Quién no recuerda, hace unos deicisiete años, que el móvil era un artículo de lujo, aparatoso y caro, que funcionaba a trancas y barrancas. Este aparato exclusivo de ejecutivos empezó a extenderse por nuestro país a finales de los noventa, cuando lo regalaban incluso en los supermercados. De aquella exclusividad pasamos al polo opuesto. Ahora resulta extravagante la persona que no lleva un móvil consigo, y nos parece incomprensible que argumente su autosuficiencia para no utilizarlo, cuando al principio el que parecía autosuficiente era el usuario.
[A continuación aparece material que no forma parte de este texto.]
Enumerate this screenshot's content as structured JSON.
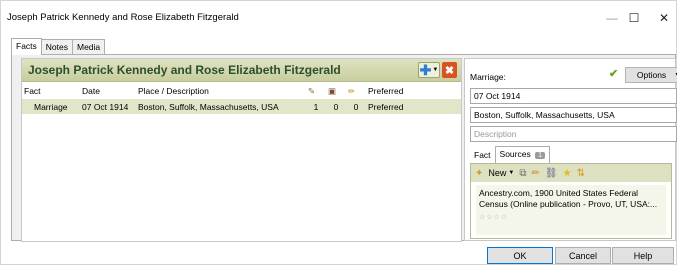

Un estudio de la Unión Internacional de Telecomunicaciones  (ITU) acaba de confirmar que dos de cada tres personas del planeta Tierra posee un móvil. Según sus datos, a finales de 2010 habrá 4.600 millones de abonados, lo que representará el 67 por ciento de la población. Si en los últimos años los expertos se han estado devanando los sesos sobre qué dispositivo reinaría en el siglo XXI, está claro que el móvil tiene muchas bazas para conseguirlo, toda vez que ha sido la  tecnología que más rápidamente ha sido adoptada por la humanidad.